L’invito di Gesù Risorto – «Toccatemi» – non si limita al tatto: l’ascolto di una voce, di una parola, equivale al toccare, perché crea le stesse sensazioni, o ne procura di più profonde: fiducia, convinzione, sicurezza, tenerezza, stupore, dubbio, spavento, tristezza. Chi ascolta non resta uguale a prima. Questo accade anche di fronte alla parola di Dio, specialmente quando è la parola che i Vangeli mettono in bocca a
Gesù.
Quel «Toccatemi» equivale a dire «Cercate di ricordare tutto ciò che vi ho detto, perché la mia morte e risurrezione confermano le mie parole». Ed equivale anche ad affermare «Ricordatevi di ciò che ho fatto e fatelo conoscere, affinché il mio stile di vita diventi il vostro e quello di coloro che vi ascolteranno».

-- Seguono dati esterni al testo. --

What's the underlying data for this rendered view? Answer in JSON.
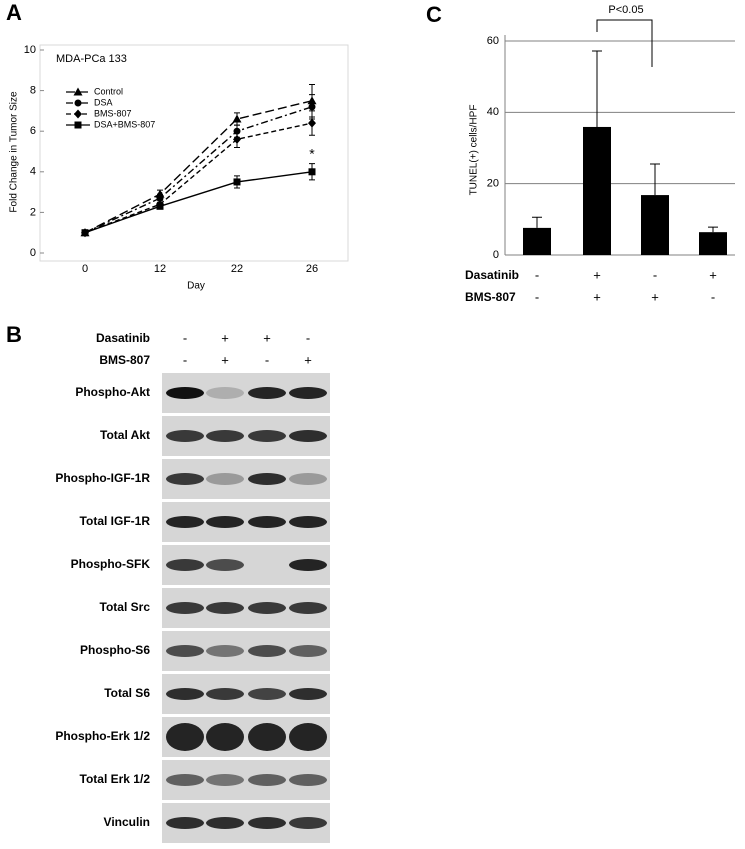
{
  "chart_data": [
    {
      "type": "line",
      "panel_label": "A",
      "title": "MDA-PCa 133",
      "x_label": "Day",
      "y_label": "Fold Change in Tumor Size",
      "categories": [
        "0",
        "12",
        "22",
        "26"
      ],
      "ylim": [
        0,
        10
      ],
      "yticks": [
        0,
        2,
        4,
        6,
        8,
        10
      ],
      "series": [
        {
          "name": "Control",
          "color": "#000000",
          "marker": "triangle",
          "dash": "9,4",
          "values": [
            1,
            2.9,
            6.6,
            7.5
          ],
          "errors": [
            0.1,
            0.2,
            0.3,
            0.8
          ]
        },
        {
          "name": "DSA",
          "color": "#000000",
          "marker": "circle",
          "dash": "7,3,2,3",
          "values": [
            1,
            2.7,
            6.0,
            7.2
          ],
          "errors": [
            0.1,
            0.2,
            0.3,
            0.6
          ]
        },
        {
          "name": "BMS-807",
          "color": "#000000",
          "marker": "diamond",
          "dash": "5,3",
          "values": [
            1,
            2.4,
            5.6,
            6.4
          ],
          "errors": [
            0.1,
            0.2,
            0.4,
            0.6
          ]
        },
        {
          "name": "DSA+BMS-807",
          "color": "#000000",
          "marker": "square",
          "dash": "",
          "values": [
            1,
            2.3,
            3.5,
            4.0
          ],
          "errors": [
            0.1,
            0.1,
            0.3,
            0.4
          ]
        }
      ],
      "annotation": "*"
    },
    {
      "type": "bar",
      "panel_label": "C",
      "y_label": "TUNEL(+) cells/HPF",
      "color": "#000000",
      "condition_rows": [
        {
          "name": "Dasatinib",
          "labels": [
            "-",
            "+",
            "-",
            "+"
          ]
        },
        {
          "name": "BMS-807",
          "labels": [
            "-",
            "+",
            "+",
            "-"
          ]
        }
      ],
      "values": [
        7.6,
        35.9,
        16.8,
        6.4
      ],
      "errors": [
        3.0,
        21.3,
        8.7,
        1.4
      ],
      "ylim": [
        0,
        60
      ],
      "yticks": [
        0,
        20,
        40,
        60
      ],
      "grid": true,
      "annotation": "P<0.05"
    }
  ],
  "blot": {
    "panel_label": "B",
    "treatments": [
      {
        "name": "Dasatinib",
        "labels": [
          "-",
          "+",
          "+",
          "-"
        ]
      },
      {
        "name": "BMS-807",
        "labels": [
          "-",
          "+",
          "-",
          "+"
        ]
      }
    ],
    "rows": [
      "Phospho-Akt",
      "Total Akt",
      "Phospho-IGF-1R",
      "Total IGF-1R",
      "Phospho-SFK",
      "Total Src",
      "Phospho-S6",
      "Total S6",
      "Phospho-Erk  1/2",
      "Total Erk 1/2",
      "Vinculin"
    ]
  }
}
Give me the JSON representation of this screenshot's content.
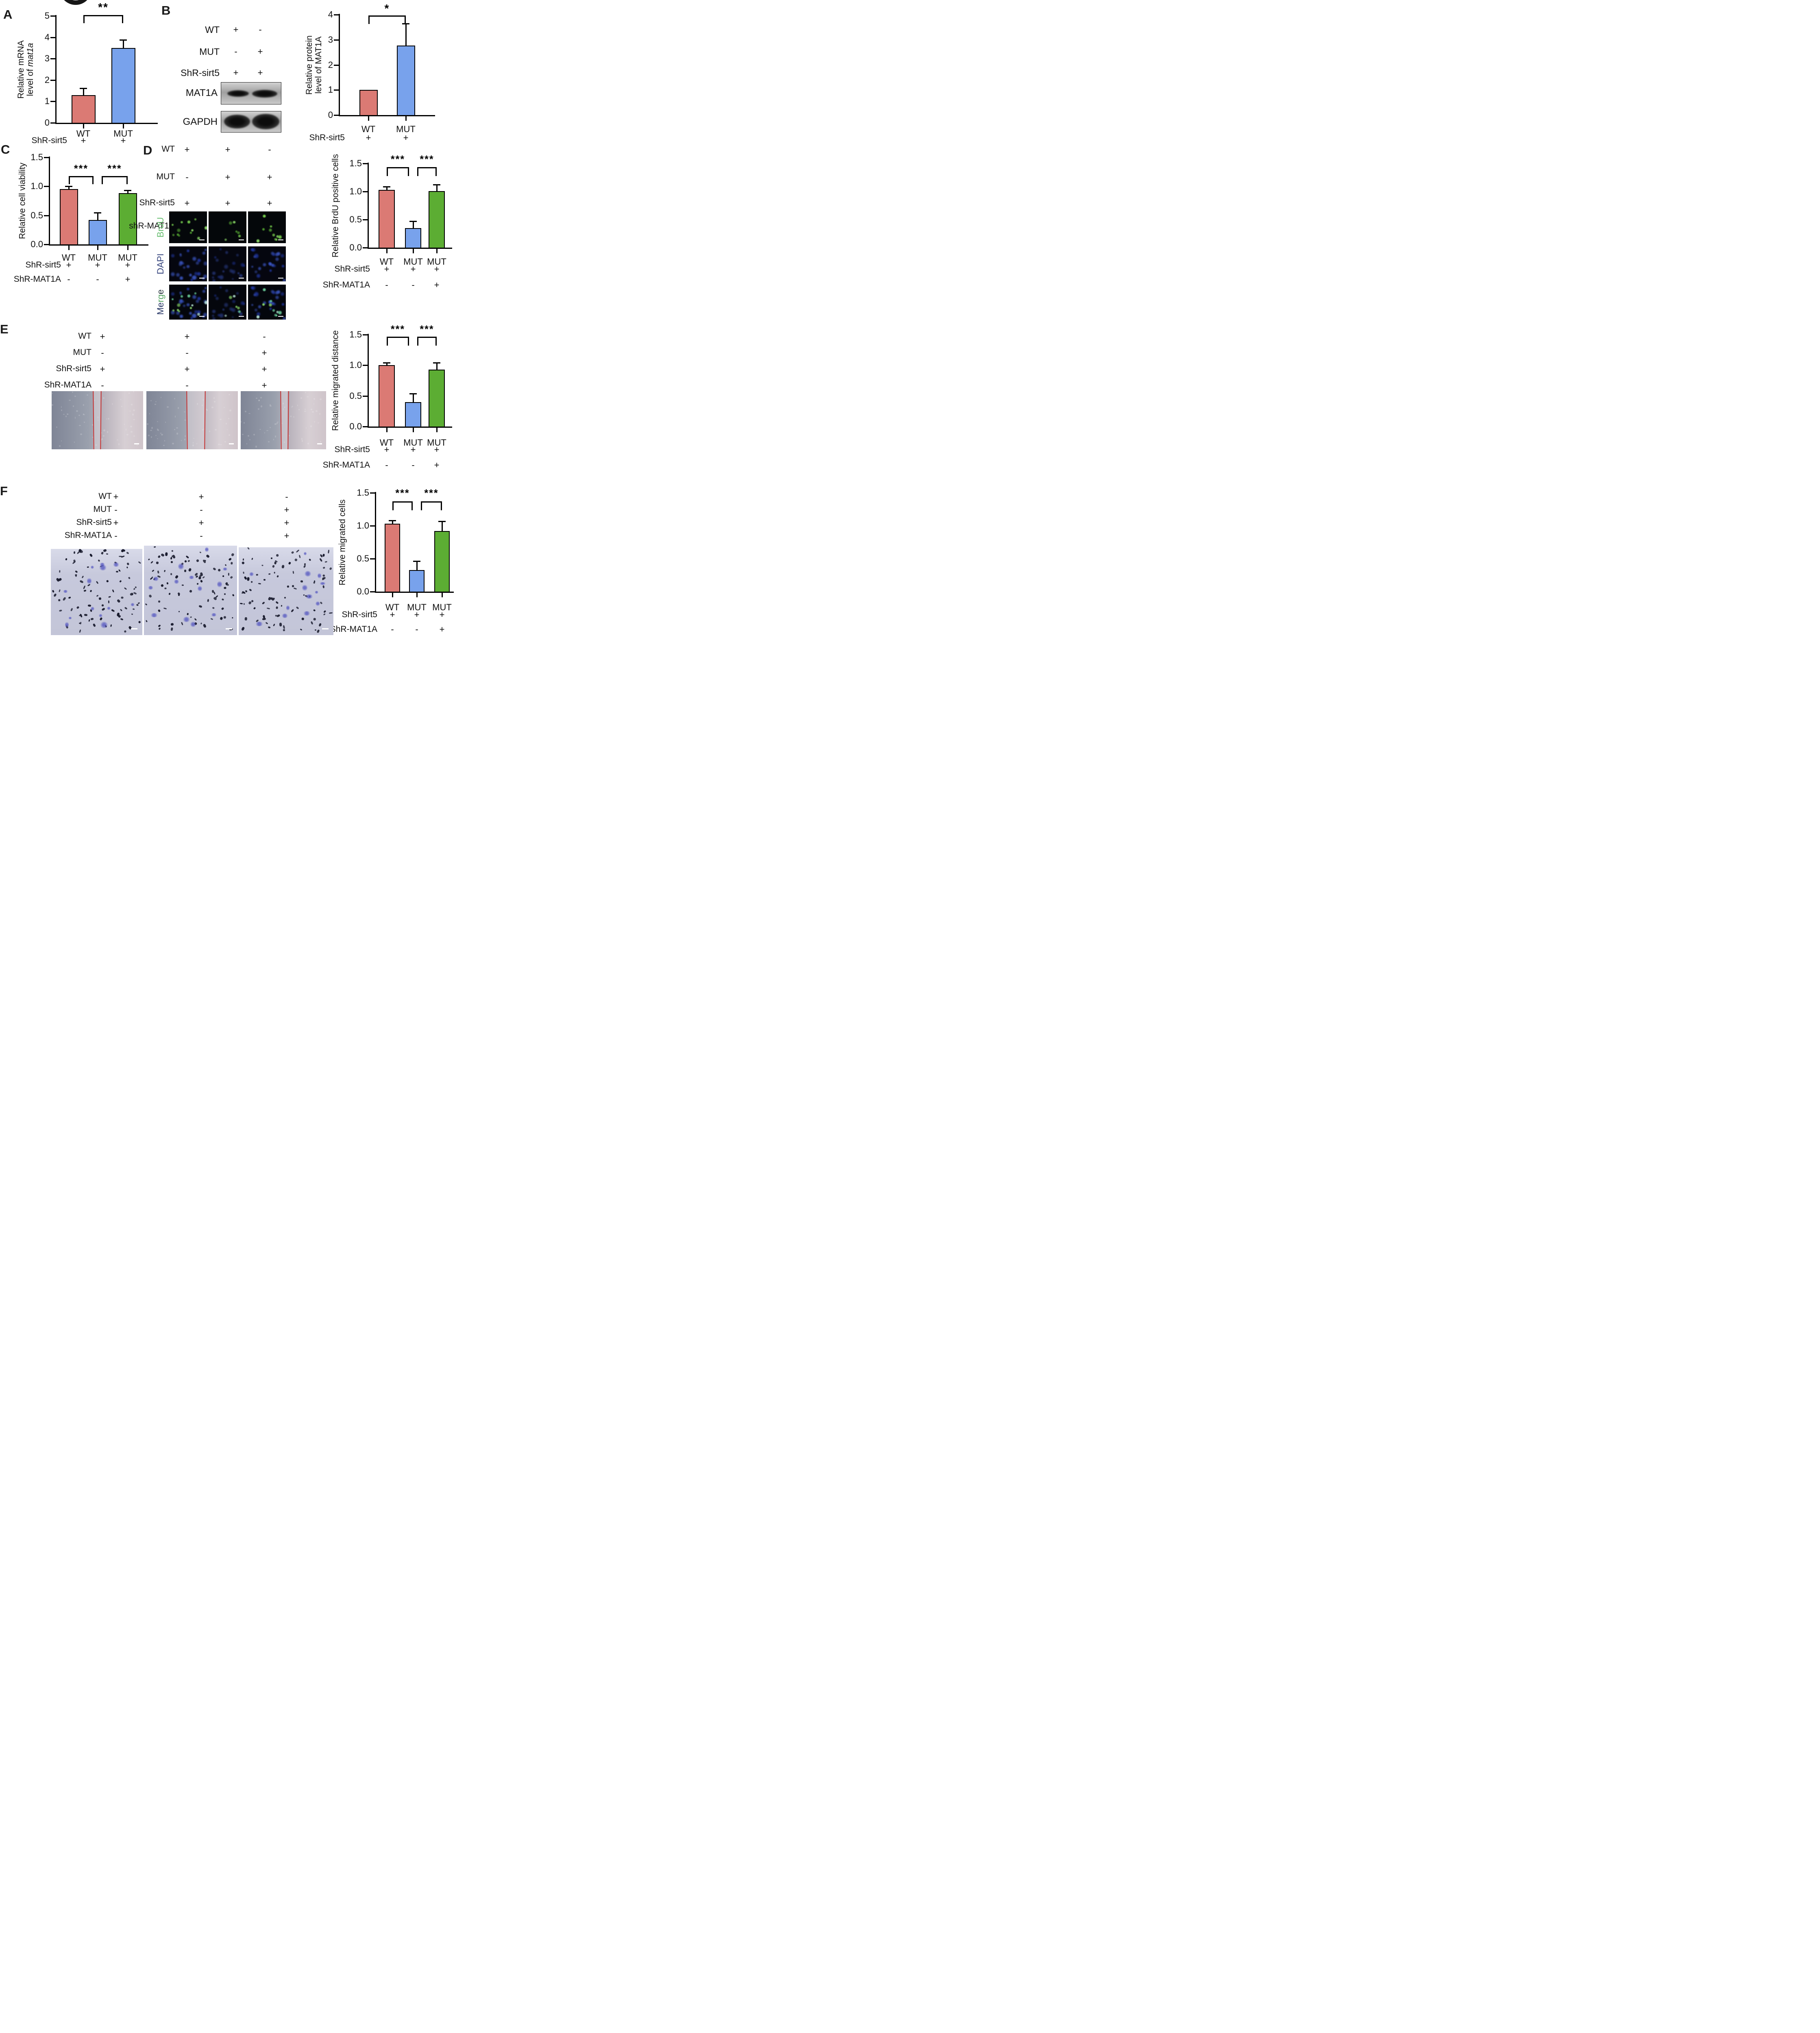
{
  "panels": {
    "A": "A",
    "B": "B",
    "C": "C",
    "D": "D",
    "E": "E",
    "F": "F"
  },
  "symbols": {
    "plus": "+",
    "minus": "-"
  },
  "colors": {
    "bar_red": "#DB7A74",
    "bar_blue": "#78A2EC",
    "bar_green": "#5CAD33",
    "brdu_label": "#69BE71",
    "dapi_label": "#36457E",
    "wound_line": "#C53030",
    "axis": "#000000"
  },
  "chart_data": [
    {
      "id": "A",
      "type": "bar",
      "ylabel_lines": [
        "Relative mRNA",
        "level of mat1a"
      ],
      "ylabel_italic": "mat1a",
      "categories": [
        "WT",
        "MUT"
      ],
      "values": [
        1.3,
        3.5
      ],
      "errors": [
        0.32,
        0.37
      ],
      "bar_colors": [
        "#DB7A74",
        "#78A2EC"
      ],
      "ylim": [
        0,
        5
      ],
      "yticks": [
        "0",
        "1",
        "2",
        "3",
        "4",
        "5"
      ],
      "grid": false,
      "legend": "none",
      "significance": [
        {
          "from": 0,
          "to": 1,
          "label": "**"
        }
      ],
      "conditions": [
        {
          "label": "ShR-sirt5",
          "values": [
            "+",
            "+"
          ]
        }
      ]
    },
    {
      "id": "B",
      "type": "bar",
      "ylabel_lines": [
        "Relative protein",
        "level of MAT1A"
      ],
      "categories": [
        "WT",
        "MUT"
      ],
      "values": [
        1.0,
        2.77
      ],
      "errors": [
        null,
        0.88
      ],
      "bar_colors": [
        "#DB7A74",
        "#78A2EC"
      ],
      "ylim": [
        0,
        4
      ],
      "yticks": [
        "0",
        "1",
        "2",
        "3",
        "4"
      ],
      "grid": false,
      "legend": "none",
      "significance": [
        {
          "from": 0,
          "to": 1,
          "label": "*"
        }
      ],
      "conditions": [
        {
          "label": "ShR-sirt5",
          "values": [
            "+",
            "+"
          ]
        }
      ]
    },
    {
      "id": "C",
      "type": "bar",
      "ylabel_lines": [
        "Relative cell viability"
      ],
      "categories": [
        "WT",
        "MUT",
        "MUT"
      ],
      "values": [
        0.95,
        0.42,
        0.88
      ],
      "errors": [
        0.05,
        0.13,
        0.05
      ],
      "bar_colors": [
        "#DB7A74",
        "#78A2EC",
        "#5CAD33"
      ],
      "ylim": [
        0,
        1.5
      ],
      "yticks": [
        "0.0",
        "0.5",
        "1.0",
        "1.5"
      ],
      "grid": false,
      "legend": "none",
      "significance": [
        {
          "from": 0,
          "to": 1,
          "label": "***"
        },
        {
          "from": 1,
          "to": 2,
          "label": "***"
        }
      ],
      "conditions": [
        {
          "label": "ShR-sirt5",
          "values": [
            "+",
            "+",
            "+"
          ]
        },
        {
          "label": "ShR-MAT1A",
          "values": [
            "-",
            "-",
            "+"
          ]
        }
      ]
    },
    {
      "id": "D",
      "type": "bar",
      "ylabel_lines": [
        "Relative BrdU positive cells"
      ],
      "categories": [
        "WT",
        "MUT",
        "MUT"
      ],
      "values": [
        1.03,
        0.35,
        1.01
      ],
      "errors": [
        0.06,
        0.12,
        0.11
      ],
      "bar_colors": [
        "#DB7A74",
        "#78A2EC",
        "#5CAD33"
      ],
      "ylim": [
        0,
        1.5
      ],
      "yticks": [
        "0.0",
        "0.5",
        "1.0",
        "1.5"
      ],
      "grid": false,
      "legend": "none",
      "significance": [
        {
          "from": 0,
          "to": 1,
          "label": "***"
        },
        {
          "from": 1,
          "to": 2,
          "label": "***"
        }
      ],
      "conditions": [
        {
          "label": "ShR-sirt5",
          "values": [
            "+",
            "+",
            "+"
          ]
        },
        {
          "label": "ShR-MAT1A",
          "values": [
            "-",
            "-",
            "+"
          ]
        }
      ]
    },
    {
      "id": "E",
      "type": "bar",
      "ylabel_lines": [
        "Relative migrated distance"
      ],
      "categories": [
        "WT",
        "MUT",
        "MUT"
      ],
      "values": [
        1.0,
        0.4,
        0.93
      ],
      "errors": [
        0.04,
        0.14,
        0.11
      ],
      "bar_colors": [
        "#DB7A74",
        "#78A2EC",
        "#5CAD33"
      ],
      "ylim": [
        0,
        1.5
      ],
      "yticks": [
        "0.0",
        "0.5",
        "1.0",
        "1.5"
      ],
      "grid": false,
      "legend": "none",
      "significance": [
        {
          "from": 0,
          "to": 1,
          "label": "***"
        },
        {
          "from": 1,
          "to": 2,
          "label": "***"
        }
      ],
      "conditions": [
        {
          "label": "ShR-sirt5",
          "values": [
            "+",
            "+",
            "+"
          ]
        },
        {
          "label": "ShR-MAT1A",
          "values": [
            "-",
            "-",
            "+"
          ]
        }
      ]
    },
    {
      "id": "F",
      "type": "bar",
      "ylabel_lines": [
        "Relative migrated cells"
      ],
      "categories": [
        "WT",
        "MUT",
        "MUT"
      ],
      "values": [
        1.03,
        0.33,
        0.92
      ],
      "errors": [
        0.05,
        0.13,
        0.15
      ],
      "bar_colors": [
        "#DB7A74",
        "#78A2EC",
        "#5CAD33"
      ],
      "ylim": [
        0,
        1.5
      ],
      "yticks": [
        "0.0",
        "0.5",
        "1.0",
        "1.5"
      ],
      "grid": false,
      "legend": "none",
      "significance": [
        {
          "from": 0,
          "to": 1,
          "label": "***"
        },
        {
          "from": 1,
          "to": 2,
          "label": "***"
        }
      ],
      "conditions": [
        {
          "label": "ShR-sirt5",
          "values": [
            "+",
            "+",
            "+"
          ]
        },
        {
          "label": "ShR-MAT1A",
          "values": [
            "-",
            "-",
            "+"
          ]
        }
      ]
    }
  ],
  "panelB": {
    "table": {
      "rows": [
        {
          "label": "WT",
          "values": [
            "+",
            "-"
          ]
        },
        {
          "label": "MUT",
          "values": [
            "-",
            "+"
          ]
        },
        {
          "label": "ShR-sirt5",
          "values": [
            "+",
            "+"
          ]
        }
      ]
    },
    "blots": [
      {
        "label": "MAT1A"
      },
      {
        "label": "GAPDH"
      }
    ]
  },
  "panelD": {
    "table": {
      "rows": [
        {
          "label": "WT",
          "values": [
            "+",
            "+",
            "-"
          ]
        },
        {
          "label": "MUT",
          "values": [
            "-",
            "+",
            "+"
          ]
        },
        {
          "label": "ShR-sirt5",
          "values": [
            "+",
            "+",
            "+"
          ]
        },
        {
          "label": "shR-MAT1A",
          "values": [
            "-",
            "-",
            "+"
          ]
        }
      ]
    },
    "image_rows": [
      {
        "label": "BrdU",
        "color": "#69BE71"
      },
      {
        "label": "DAPI",
        "color": "#36457E"
      },
      {
        "label": "Merge",
        "char_colors": [
          "#2B3A68",
          "#2B3A68",
          "#57A664",
          "#57A664",
          "#2F3A44"
        ]
      }
    ]
  },
  "panelE": {
    "table": {
      "rows": [
        {
          "label": "WT",
          "values": [
            "+",
            "+",
            "-"
          ]
        },
        {
          "label": "MUT",
          "values": [
            "-",
            "-",
            "+"
          ]
        },
        {
          "label": "ShR-sirt5",
          "values": [
            "+",
            "+",
            "+"
          ]
        },
        {
          "label": "ShR-MAT1A",
          "values": [
            "-",
            "-",
            "+"
          ]
        }
      ]
    }
  },
  "panelF": {
    "table": {
      "rows": [
        {
          "label": "WT",
          "values": [
            "+",
            "+",
            "-"
          ]
        },
        {
          "label": "MUT",
          "values": [
            "-",
            "-",
            "+"
          ]
        },
        {
          "label": "ShR-sirt5",
          "values": [
            "+",
            "+",
            "+"
          ]
        },
        {
          "label": "ShR-MAT1A",
          "values": [
            "-",
            "-",
            "+"
          ]
        }
      ]
    }
  }
}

Ascoltare la testimonianza dei discepoli sulle parole e opere di Gesù è infatti ascoltare Gesù stesso, un altro modo di toccarlo, di entrare in contatto con lui.
Abbiamo nella Bibbia e specialmente nei Vangeli un tesoro straordinario per toccare Gesù, ma per molti cristiani resta ancora inesplorato, perché contenti di quattro idee imparate al catechismo dell’infanzia e
magari di qualche bella predica ascoltata in un santuario o di qualche devozione ai santi. Cose buone, ma sotto la linea della sufficienza.
San Gerolamo, traduttore delle Scritture dagli originali al latino, dichiarava: «L’ignoranza delle Scritture è ignoranza di Cristo». Molti conoscono a memoria gli slogan pubblicitari o le canzoni di Sanremo: e i Vangeli?